Jakarta, HarianJabar.com 7 Agustus 2025 — Ketika jutaan umat Islam Indonesia mengantre bertahun-tahun demi berangkat ke Tanah Suci, sebagian pihak justru diduga memperjualbelikan jatah suci itu demi keuntungan pribadi. Komisi Pemberantasan Korupsi (KPK) kini tengah menyelidiki dugaan korupsi pengelolaan kuota haji yang terjadi di era pemerintahan Presiden Joko Widodo.
Kasus ini mengundang pertanyaan besar: apakah ibadah haji masih suci, jika kuotanya bisa dibisniskan?
Jamaah Mengantri, Kuota Dimainkan?
Setiap tahun, Indonesia menerima kuota haji resmi dari Pemerintah Arab Saudi — yang tahun ini mencapai lebih dari 220.000 orang. Namun permintaan selalu jauh melampaui angka tersebut. Banyak calon jamaah bahkan harus menunggu hingga 15 hingga 20 tahun untuk mendapatkan giliran berangkat.
Di tengah penantian itu, KPK mencium aroma penyalahgunaan.

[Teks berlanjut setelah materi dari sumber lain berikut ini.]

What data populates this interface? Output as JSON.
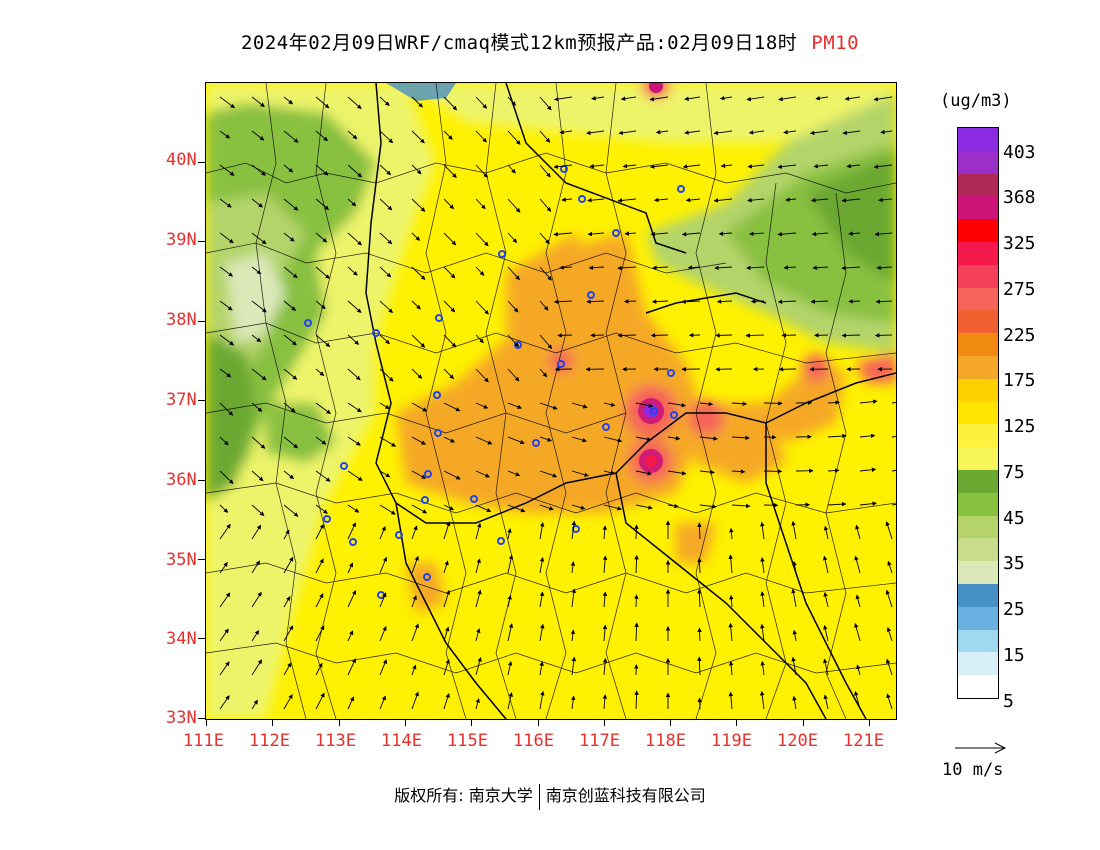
{
  "header": {
    "title": "2024年02月09日WRF/cmaq模式12km预报产品:02月09日18时",
    "variable": "PM10"
  },
  "map": {
    "lat_ticks": [
      "40N",
      "39N",
      "38N",
      "37N",
      "36N",
      "35N",
      "34N",
      "33N"
    ],
    "lon_ticks": [
      "111E",
      "112E",
      "113E",
      "114E",
      "115E",
      "116E",
      "117E",
      "118E",
      "119E",
      "120E",
      "121E"
    ],
    "extent": {
      "lon_min": 111,
      "lon_max": 121.4,
      "lat_min": 33,
      "lat_max": 41
    }
  },
  "legend": {
    "unit": "(ug/m3)",
    "labels": [
      "403",
      "368",
      "325",
      "275",
      "225",
      "175",
      "125",
      "75",
      "45",
      "35",
      "25",
      "15",
      "5"
    ],
    "colors": [
      "#8a2be2",
      "#9a30c8",
      "#b02858",
      "#cc1478",
      "#ff0000",
      "#f5184a",
      "#f5405a",
      "#f5645a",
      "#f06030",
      "#f08a10",
      "#f5a828",
      "#ffd000",
      "#ffe400",
      "#fff040",
      "#f5f55a",
      "#6aa832",
      "#88c040",
      "#b4d46a",
      "#c8dc8c",
      "#dce8b8",
      "#4890c8",
      "#6ab0e0",
      "#a0d8f0",
      "#d8eef8",
      "#ffffff"
    ]
  },
  "wind_scale": {
    "label": "10 m/s"
  },
  "footer": {
    "left": "版权所有: 南京大学",
    "right": "南京创蓝科技有限公司"
  }
}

Ada dugaan kuat, sejumlah oknum pejabat di Kementerian Agama memperjualbelikan kuota tambahan (undangan khusus, kuota petugas, hingga jalur cepat) kepada pihak-pihak tertentu, dengan tarif “tak resmi” mencapai ratusan juta rupiah per kursi.
KPK Turun Tangan, Pejabat Dipanggil
Hingga kini, KPK telah memeriksa beberapa pejabat aktif dan pensiunan di lingkungan Kementerian Agama, termasuk yang pernah menjabat di Direktorat Jenderal Penyelenggaraan Haji dan Umrah.

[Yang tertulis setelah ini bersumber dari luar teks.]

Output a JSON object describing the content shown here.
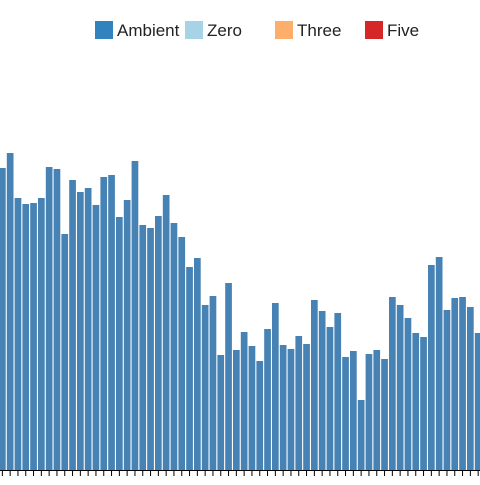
{
  "chart_data": {
    "type": "bar",
    "title": "",
    "xlabel": "",
    "ylabel": "",
    "grid": false,
    "legend_position": "top",
    "legend": [
      {
        "label": "Ambient",
        "color": "#3182bd"
      },
      {
        "label": "Zero",
        "color": "#a6d4e6"
      },
      {
        "label": "Three",
        "color": "#fdae6b"
      },
      {
        "label": "Five",
        "color": "#d62728"
      }
    ],
    "series": [
      {
        "name": "Ambient",
        "color": "#4682b4",
        "values": [
          302,
          317,
          272,
          266,
          267,
          272,
          303,
          301,
          236,
          290,
          278,
          282,
          265,
          293,
          295,
          253,
          270,
          309,
          245,
          242,
          254,
          275,
          247,
          233,
          203,
          212,
          165,
          174,
          115,
          187,
          120,
          138,
          124,
          109,
          141,
          167,
          125,
          121,
          134,
          126,
          170,
          159,
          143,
          157,
          113,
          119,
          70,
          116,
          120,
          111,
          173,
          165,
          152,
          137,
          133,
          205,
          213,
          160,
          172,
          173,
          163,
          137,
          200
        ]
      }
    ],
    "ylim": [
      0,
      340
    ]
  }
}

“Kami sedang mengusut dugaan tindak pidana korupsi dalam pengelolaan kuota haji. Ada indikasi penyimpangan wewenang dan potensi gratifikasi,” ujar Juru Bicara KPK, Ari Mulyawan.
Meskipun belum ada tersangka yang diumumkan, penyelidikan terus berjalan intensif. KPK juga dikabarkan telah mengantongi dokumen dan komunikasi internal yang memperkuat dugaan praktik jual beli kuota.

Korupsi di Tengah Ibadah: Luka yang Lebih Dalam
Bagi banyak pihak, dugaan ini terasa lebih menyakitkan ketimbang kasus korupsi biasa. Sebab, ibadah haji bukan hanya soal uang, tapi soal keyakinan, pengorbanan, dan kepercayaan. Uang tabungan puluhan juta rupiah dikumpulkan selama bertahun-tahun oleh rakyat kecil — petani, buruh, guru honorer — hanya untuk mendapat kesempatan berhaji.
“Kalau benar kuota haji diperjualbelikan, ini bukan sekadar korupsi. Ini pengkhianatan terhadap umat,” ujar Nur Hayati, seorang calon jamaah asal Brebes yang telah menunggu 12 tahun.
Respons Pemerintah: Masih Terlalu Dingin?
Pemerintah hingga kini belum memberikan pernyataan keras terkait temuan awal KPK. Menteri Agama yang kini menjabat hanya mengatakan akan mendukung proses hukum yang sedang berjalan, dan berjanji melakukan evaluasi internal.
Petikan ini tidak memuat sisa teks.